MINI REVIEW RATINGS

The End of Paperbacks

Electronic readers are everywhere. This will be the future, it is inevitable. As iPods overtook CDs, which overtook cassettes, so the electronic readers will replace the delightfully cumbersome paperback novels that line our shelves. It was only a matter of time for the comfort of a well-worn novel to fall by the wayside for the ability to carry hundreds of books at once.

This is not to say that Kindles, Readers and other brands of this device are not without advantages. On average $200 to $400, they are certainly not a bad investment in comparison to a library full of hardbacks. There are hundreds of thousands of ebooks available to purchase with some available for free.
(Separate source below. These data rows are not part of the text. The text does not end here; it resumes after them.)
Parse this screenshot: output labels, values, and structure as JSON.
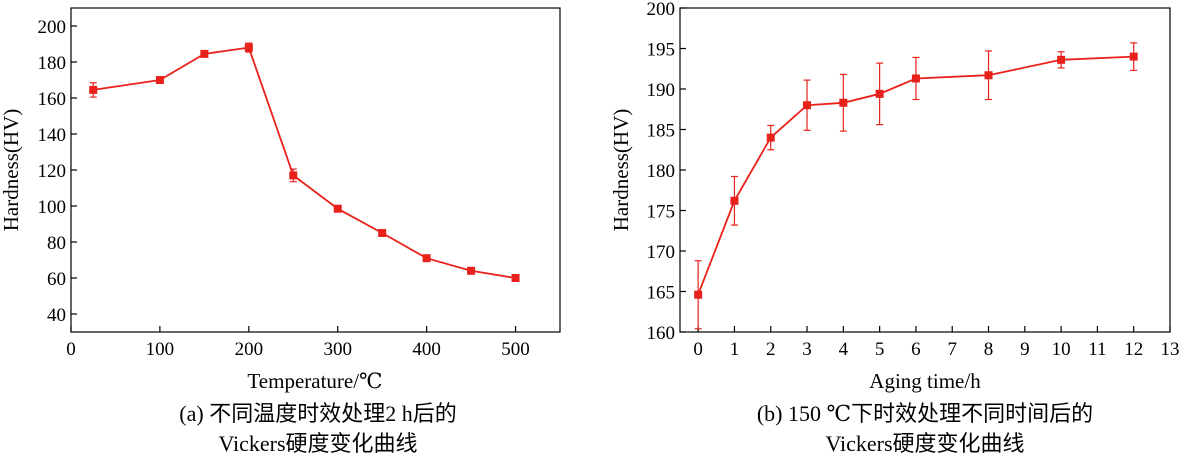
{
  "colors": {
    "series": "#e8221b",
    "axis": "#000000",
    "background": "#ffffff"
  },
  "chart_data": [
    {
      "id": "a",
      "type": "line",
      "title": "",
      "xlabel": "Temperature/℃",
      "ylabel": "Hardness(HV)",
      "xlim": [
        0,
        550
      ],
      "ylim": [
        30,
        210
      ],
      "xticks": [
        0,
        100,
        200,
        300,
        400,
        500
      ],
      "yticks": [
        40,
        60,
        80,
        100,
        120,
        140,
        160,
        180,
        200
      ],
      "series": [
        {
          "x": [
            25,
            100,
            150,
            200,
            250,
            300,
            350,
            400,
            450,
            500
          ],
          "y": [
            164.5,
            170,
            184.5,
            188,
            117,
            98.5,
            85,
            71,
            64,
            60
          ],
          "err": [
            4,
            0.5,
            1,
            2.5,
            3.5,
            0.5,
            0.5,
            0.5,
            0.5,
            0.5
          ]
        }
      ],
      "caption": [
        "(a) 不同温度时效处理2 h后的",
        "Vickers硬度变化曲线"
      ]
    },
    {
      "id": "b",
      "type": "line",
      "title": "",
      "xlabel": "Aging time/h",
      "ylabel": "Hardness(HV)",
      "xlim": [
        -0.5,
        13
      ],
      "ylim": [
        160,
        200
      ],
      "xticks": [
        0,
        1,
        2,
        3,
        4,
        5,
        6,
        7,
        8,
        9,
        10,
        11,
        12,
        13
      ],
      "yticks": [
        160,
        165,
        170,
        175,
        180,
        185,
        190,
        195,
        200
      ],
      "series": [
        {
          "x": [
            0,
            1,
            2,
            3,
            4,
            5,
            6,
            8,
            10,
            12
          ],
          "y": [
            164.6,
            176.2,
            184.0,
            188.0,
            188.3,
            189.4,
            191.3,
            191.7,
            193.6,
            194.0
          ],
          "err": [
            4.2,
            3.0,
            1.5,
            3.1,
            3.5,
            3.8,
            2.6,
            3.0,
            1.0,
            1.7
          ]
        }
      ],
      "caption": [
        "(b) 150 ℃下时效处理不同时间后的",
        "Vickers硬度变化曲线"
      ]
    }
  ]
}
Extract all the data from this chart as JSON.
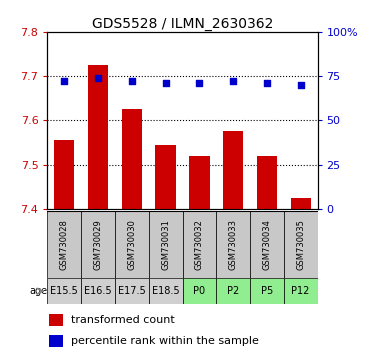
{
  "title": "GDS5528 / ILMN_2630362",
  "samples": [
    "GSM730028",
    "GSM730029",
    "GSM730030",
    "GSM730031",
    "GSM730032",
    "GSM730033",
    "GSM730034",
    "GSM730035"
  ],
  "ages": [
    "E15.5",
    "E16.5",
    "E17.5",
    "E18.5",
    "P0",
    "P2",
    "P5",
    "P12"
  ],
  "age_colors": [
    "#d0d0d0",
    "#d0d0d0",
    "#d0d0d0",
    "#d0d0d0",
    "#90ee90",
    "#90ee90",
    "#90ee90",
    "#90ee90"
  ],
  "sample_bg_color": "#c8c8c8",
  "bar_values": [
    7.555,
    7.725,
    7.625,
    7.545,
    7.52,
    7.575,
    7.52,
    7.425
  ],
  "percentile_values": [
    72,
    74,
    72,
    71,
    71,
    72,
    71,
    70
  ],
  "ylim_left": [
    7.4,
    7.8
  ],
  "ylim_right": [
    0,
    100
  ],
  "yticks_left": [
    7.4,
    7.5,
    7.6,
    7.7,
    7.8
  ],
  "yticks_right": [
    0,
    25,
    50,
    75,
    100
  ],
  "bar_color": "#cc0000",
  "dot_color": "#0000cc",
  "bar_bottom": 7.4,
  "title_fontsize": 10,
  "tick_fontsize": 8,
  "legend_fontsize": 8,
  "sample_fontsize": 6,
  "age_fontsize": 7
}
They have bookmark functions and sophisticated screens meant to mimic the real thing. Electronic readers hold up to hundreds of books, allowing for mood rather than availability to decide your reading material.

Eventually libraries will be obsolete and books will be museum pieces, and the sensation of reading will be forever different. But for me, the tactile experience of a book, an actual book, is part of the magic. The smell of old pages, the smoothness of a worn cover, the satisfaction of picking up a book and remembering the last time you held it, these things are part of the experience. And something I will not give up.

The Well Written Rape

Alice Sebold's The Lovely Bones probably sat on everyone's shelves untouched as other more interesting looking books passed the readers eyes first. I can tell you that was the case with me. I always saw something that I thought looked better, more interesting, more what I was in the mood for.....you know. I had no idea what I was missing.
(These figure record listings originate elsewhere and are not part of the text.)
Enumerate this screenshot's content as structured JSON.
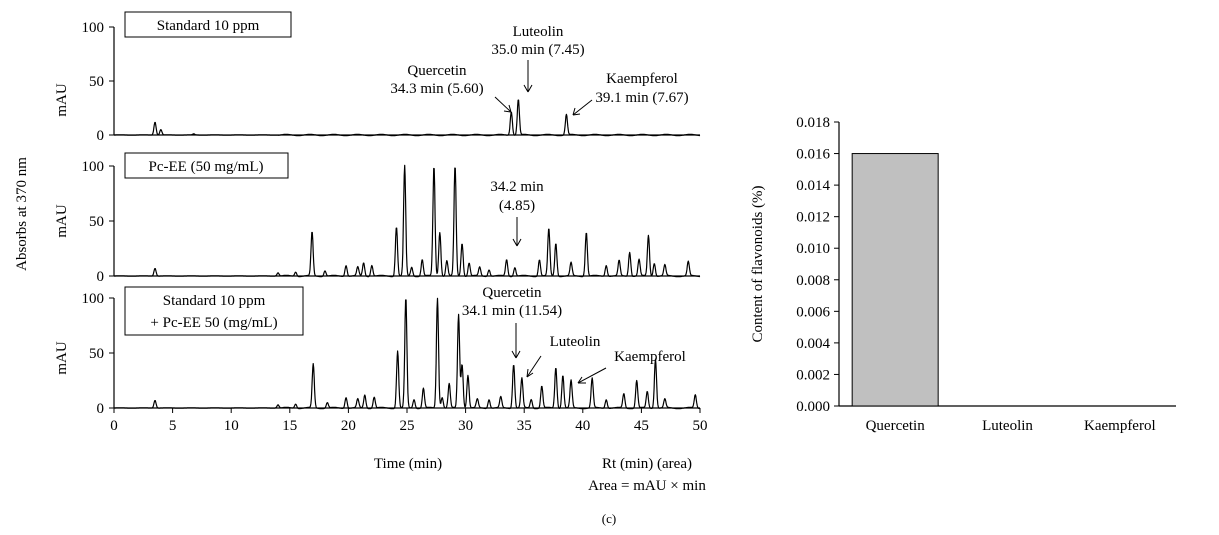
{
  "chart_data": [
    {
      "type": "line",
      "subtype": "chromatogram-stack",
      "shared_y_title": "Absorbs at 370 nm",
      "xlabel": "Time (min)",
      "xlim": [
        0,
        50
      ],
      "x_ticks": [
        "0",
        "5",
        "10",
        "15",
        "20",
        "25",
        "30",
        "35",
        "40",
        "45",
        "50"
      ],
      "footer_note_1": "Rt (min) (area)",
      "footer_note_2": "Area = mAU × min",
      "panels": [
        {
          "label_box": [
            "Standard 10 ppm"
          ],
          "ylabel": "mAU",
          "ylim": [
            0,
            100
          ],
          "y_ticks": [
            "0",
            "50",
            "100"
          ],
          "peaks": [
            [
              3.5,
              12
            ],
            [
              4.0,
              5
            ],
            [
              6.8,
              1
            ],
            [
              33.9,
              22
            ],
            [
              34.5,
              33
            ],
            [
              38.6,
              19
            ]
          ],
          "annotations": [
            {
              "lines": [
                "Quercetin",
                "34.3 min (5.60)"
              ]
            },
            {
              "lines": [
                "Luteolin",
                "35.0 min (7.45)"
              ]
            },
            {
              "lines": [
                "Kaempferol",
                "39.1 min (7.67)"
              ]
            }
          ]
        },
        {
          "label_box": [
            "Pc-EE (50 mg/mL)"
          ],
          "ylabel": "mAU",
          "ylim": [
            0,
            100
          ],
          "y_ticks": [
            "0",
            "50",
            "100"
          ],
          "peaks": [
            [
              3.5,
              7
            ],
            [
              14.0,
              3
            ],
            [
              15.5,
              4
            ],
            [
              16.9,
              40
            ],
            [
              18.0,
              5
            ],
            [
              19.8,
              10
            ],
            [
              20.8,
              8
            ],
            [
              21.3,
              12
            ],
            [
              22.0,
              10
            ],
            [
              24.1,
              45
            ],
            [
              24.8,
              100
            ],
            [
              25.4,
              8
            ],
            [
              26.3,
              15
            ],
            [
              27.3,
              100
            ],
            [
              27.8,
              40
            ],
            [
              28.4,
              14
            ],
            [
              29.1,
              100
            ],
            [
              29.7,
              30
            ],
            [
              30.3,
              12
            ],
            [
              31.2,
              8
            ],
            [
              32.0,
              6
            ],
            [
              33.5,
              15
            ],
            [
              34.2,
              8
            ],
            [
              36.3,
              15
            ],
            [
              37.1,
              43
            ],
            [
              37.7,
              30
            ],
            [
              39.0,
              12
            ],
            [
              40.3,
              40
            ],
            [
              42.0,
              10
            ],
            [
              43.1,
              14
            ],
            [
              44.0,
              22
            ],
            [
              44.8,
              15
            ],
            [
              45.6,
              37
            ],
            [
              46.1,
              12
            ],
            [
              47.0,
              10
            ],
            [
              49.0,
              13
            ]
          ],
          "annotations": [
            {
              "lines": [
                "34.2 min",
                "(4.85)"
              ]
            }
          ]
        },
        {
          "label_box": [
            "Standard 10 ppm",
            "+ Pc-EE 50 (mg/mL)"
          ],
          "ylabel": "mAU",
          "ylim": [
            0,
            100
          ],
          "y_ticks": [
            "0",
            "50",
            "100"
          ],
          "peaks": [
            [
              3.5,
              7
            ],
            [
              14.0,
              3
            ],
            [
              15.5,
              4
            ],
            [
              17.0,
              40
            ],
            [
              18.2,
              5
            ],
            [
              19.8,
              10
            ],
            [
              20.8,
              8
            ],
            [
              21.4,
              12
            ],
            [
              22.2,
              10
            ],
            [
              24.2,
              52
            ],
            [
              24.9,
              100
            ],
            [
              25.6,
              8
            ],
            [
              26.4,
              18
            ],
            [
              27.6,
              100
            ],
            [
              28.0,
              10
            ],
            [
              28.6,
              22
            ],
            [
              29.4,
              85
            ],
            [
              29.7,
              40
            ],
            [
              30.2,
              30
            ],
            [
              31.0,
              8
            ],
            [
              32.0,
              8
            ],
            [
              33.0,
              10
            ],
            [
              34.1,
              40
            ],
            [
              34.8,
              27
            ],
            [
              35.6,
              8
            ],
            [
              36.5,
              20
            ],
            [
              37.7,
              37
            ],
            [
              38.3,
              30
            ],
            [
              39.0,
              25
            ],
            [
              40.8,
              27
            ],
            [
              42.0,
              8
            ],
            [
              43.5,
              13
            ],
            [
              44.6,
              25
            ],
            [
              45.5,
              15
            ],
            [
              46.2,
              45
            ],
            [
              47.0,
              8
            ],
            [
              49.6,
              12
            ]
          ],
          "annotations": [
            {
              "lines": [
                "Quercetin",
                "34.1 min (11.54)"
              ]
            },
            {
              "lines": [
                "Luteolin"
              ]
            },
            {
              "lines": [
                "Kaempferol"
              ]
            }
          ]
        }
      ]
    },
    {
      "type": "bar",
      "categories": [
        "Quercetin",
        "Luteolin",
        "Kaempferol"
      ],
      "values": [
        0.016,
        0,
        0
      ],
      "ylabel": "Content of flavonoids (%)",
      "ylim": [
        0,
        0.018
      ],
      "y_ticks": [
        "0.000",
        "0.002",
        "0.004",
        "0.006",
        "0.008",
        "0.010",
        "0.012",
        "0.014",
        "0.016",
        "0.018"
      ],
      "bar_color": "#c0c0c0"
    }
  ],
  "figure_label": "(c)"
}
Sebold’s writing is a masterful handling of this delicate art. The rape and murder of a young girl is something that must be done so carefully. The reader must witness her pain; the writer must flesh out the sensations but not so much as to be smothering. You must have enough pain, embarrassment, helplessness, powerlessness and fear to make it real, yet refrain from taking to the complete truth, which is a violence we can’t handle.

Sebold crafts this key scene with a care and precision that makes you know you can trust her; that she will be taking you somewhere real. Very often authors create something and hope that readers will embrace it, allow this story in. But Sebold created a world that allows the reader in. This gift is so rare and the distinction between the two so hard to make, that very few are recognized for being able to do this.

Her prose is beautiful, the story compelling, but the thing that rises strongest from this work is Sebold's talent. Quiet and unassuming, it envelops and draws you in. And when you reach the end, the hold that was placed upon you, completely unawares, is broken. As it slowly dissipates, a quiet satisfaction settles in.